The vulnerability of individuality and privacy, as well as the information we handle, has been increased with technology and new electronic means of communication. In the context of public or private dependency, it is a dangerous situation that, based on the institution's right to access data, limits are exceeded, and the rights of the worker are ignored in the context of their privacy and intimacy.

The guarantee of the privacy and the intimacy of the people have their base in the fundamental rights and in a rooted way in the human rights; therefore, it overcomes any dogma that the democratic flag is intended to carry as a right of access to information, which even involves a collision with some moral values. However, it is essential to differentiate and separate what is private and public life, as well as the personal information of the institutional information.

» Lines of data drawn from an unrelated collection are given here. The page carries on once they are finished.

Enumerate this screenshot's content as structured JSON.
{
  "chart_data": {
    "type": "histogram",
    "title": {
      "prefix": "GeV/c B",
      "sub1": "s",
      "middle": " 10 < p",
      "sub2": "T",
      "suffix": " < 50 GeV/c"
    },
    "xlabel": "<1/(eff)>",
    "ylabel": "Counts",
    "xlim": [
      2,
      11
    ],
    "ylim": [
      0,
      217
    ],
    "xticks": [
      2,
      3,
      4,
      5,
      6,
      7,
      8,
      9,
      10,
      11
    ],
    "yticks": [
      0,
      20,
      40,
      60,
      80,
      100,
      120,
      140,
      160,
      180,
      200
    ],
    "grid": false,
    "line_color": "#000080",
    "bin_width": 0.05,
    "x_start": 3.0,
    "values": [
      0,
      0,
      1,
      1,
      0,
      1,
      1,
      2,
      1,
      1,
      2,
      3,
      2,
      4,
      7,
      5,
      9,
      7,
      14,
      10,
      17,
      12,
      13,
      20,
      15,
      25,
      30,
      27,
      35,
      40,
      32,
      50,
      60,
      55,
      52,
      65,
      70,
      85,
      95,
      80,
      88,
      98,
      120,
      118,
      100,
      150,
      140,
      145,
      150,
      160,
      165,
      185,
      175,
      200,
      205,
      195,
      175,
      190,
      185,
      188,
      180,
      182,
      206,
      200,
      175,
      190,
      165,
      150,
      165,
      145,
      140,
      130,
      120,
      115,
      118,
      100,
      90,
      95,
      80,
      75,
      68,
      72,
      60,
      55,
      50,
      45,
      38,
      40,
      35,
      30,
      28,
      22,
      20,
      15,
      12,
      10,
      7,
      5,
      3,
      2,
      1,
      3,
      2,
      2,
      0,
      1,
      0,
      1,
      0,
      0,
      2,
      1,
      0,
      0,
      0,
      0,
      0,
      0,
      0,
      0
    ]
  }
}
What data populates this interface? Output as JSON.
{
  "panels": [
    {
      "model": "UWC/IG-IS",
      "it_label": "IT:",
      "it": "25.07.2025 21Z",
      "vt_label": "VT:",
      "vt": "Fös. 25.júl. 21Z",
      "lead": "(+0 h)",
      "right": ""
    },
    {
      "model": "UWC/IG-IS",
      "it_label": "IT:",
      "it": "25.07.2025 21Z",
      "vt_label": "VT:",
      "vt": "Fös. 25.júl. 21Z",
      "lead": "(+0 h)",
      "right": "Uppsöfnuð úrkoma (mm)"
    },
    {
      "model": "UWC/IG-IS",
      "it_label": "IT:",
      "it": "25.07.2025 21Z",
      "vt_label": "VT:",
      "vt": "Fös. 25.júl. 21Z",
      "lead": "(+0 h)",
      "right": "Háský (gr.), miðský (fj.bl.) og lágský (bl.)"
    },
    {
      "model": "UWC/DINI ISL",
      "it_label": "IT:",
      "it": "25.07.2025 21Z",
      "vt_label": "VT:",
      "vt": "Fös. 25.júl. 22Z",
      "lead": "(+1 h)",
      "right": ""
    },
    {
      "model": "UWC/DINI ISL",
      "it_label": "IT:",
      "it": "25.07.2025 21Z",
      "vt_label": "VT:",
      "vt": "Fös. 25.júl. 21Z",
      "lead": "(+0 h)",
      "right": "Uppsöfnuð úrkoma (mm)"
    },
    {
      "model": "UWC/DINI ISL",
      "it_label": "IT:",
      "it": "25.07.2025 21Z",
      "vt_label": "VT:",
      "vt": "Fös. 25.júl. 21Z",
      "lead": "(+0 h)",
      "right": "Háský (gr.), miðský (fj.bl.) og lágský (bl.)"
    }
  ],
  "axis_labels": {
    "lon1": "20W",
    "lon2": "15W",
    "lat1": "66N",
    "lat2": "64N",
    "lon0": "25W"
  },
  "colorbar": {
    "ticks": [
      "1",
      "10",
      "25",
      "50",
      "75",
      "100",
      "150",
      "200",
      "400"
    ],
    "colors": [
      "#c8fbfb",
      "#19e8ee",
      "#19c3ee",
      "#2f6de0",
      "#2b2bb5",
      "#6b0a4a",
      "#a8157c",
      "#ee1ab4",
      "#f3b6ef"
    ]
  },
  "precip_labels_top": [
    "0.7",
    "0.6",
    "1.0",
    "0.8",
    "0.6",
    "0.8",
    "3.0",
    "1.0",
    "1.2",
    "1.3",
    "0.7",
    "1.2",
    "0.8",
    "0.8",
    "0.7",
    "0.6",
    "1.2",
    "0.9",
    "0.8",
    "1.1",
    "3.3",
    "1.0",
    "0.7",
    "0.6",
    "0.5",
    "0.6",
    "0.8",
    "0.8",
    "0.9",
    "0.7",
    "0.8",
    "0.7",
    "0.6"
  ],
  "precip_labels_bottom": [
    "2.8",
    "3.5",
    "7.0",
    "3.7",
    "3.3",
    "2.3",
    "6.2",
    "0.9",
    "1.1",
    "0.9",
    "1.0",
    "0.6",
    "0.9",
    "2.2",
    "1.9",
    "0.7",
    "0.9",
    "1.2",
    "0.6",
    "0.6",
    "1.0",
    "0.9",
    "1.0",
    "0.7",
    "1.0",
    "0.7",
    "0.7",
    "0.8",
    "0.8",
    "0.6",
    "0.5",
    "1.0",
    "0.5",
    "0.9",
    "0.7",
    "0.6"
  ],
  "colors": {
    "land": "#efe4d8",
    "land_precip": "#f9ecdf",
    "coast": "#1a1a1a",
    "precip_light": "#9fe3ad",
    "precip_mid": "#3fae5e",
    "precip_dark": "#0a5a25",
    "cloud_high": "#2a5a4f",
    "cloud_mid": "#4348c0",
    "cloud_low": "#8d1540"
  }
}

The right to privacy as a fundamental right is fully guaranteed by the Ecuadorian State and expressed in its Constitution. Nevertheless, what guarantees exist, hence that norm is ignored or applied in erroneous contexts, as is the case in the workplace where –according to the employer- everything that is written and developed in this framework belongs to the institution; or, in a procedural case, when a person is the victim of this surprising and aggressive action for justice investigation, leading to what some jurists call illegitimate evidence because their fundamental rights have been disrespected. Justice then appears as ignored constitutional values, since there is no justice whatsoever to discriminate its application of the right to privacy, opening a full path of jurisprudence for future applications that would also be an attempt on the dignity of the person.

By violating the privacy of a person, he is openly subjected to public humiliation, irreversibly cracking his dignity, an aspect that marks him within a public setting being pointed out, despite his innocence or guilt. It is an example of irreparable damage, opprobrium to life, that marks the individual in his development within society, in many cases limiting his participation in society and seeing his possibilities of professional, social, and economic growth diminished. Consequently, the right to privacy and intimacy, as a human right, is inalienable, regardless of the complexity of the scenario in which access has to be granted by the legal system. It imposes an awareness of life with respect for the best coexistence in the community.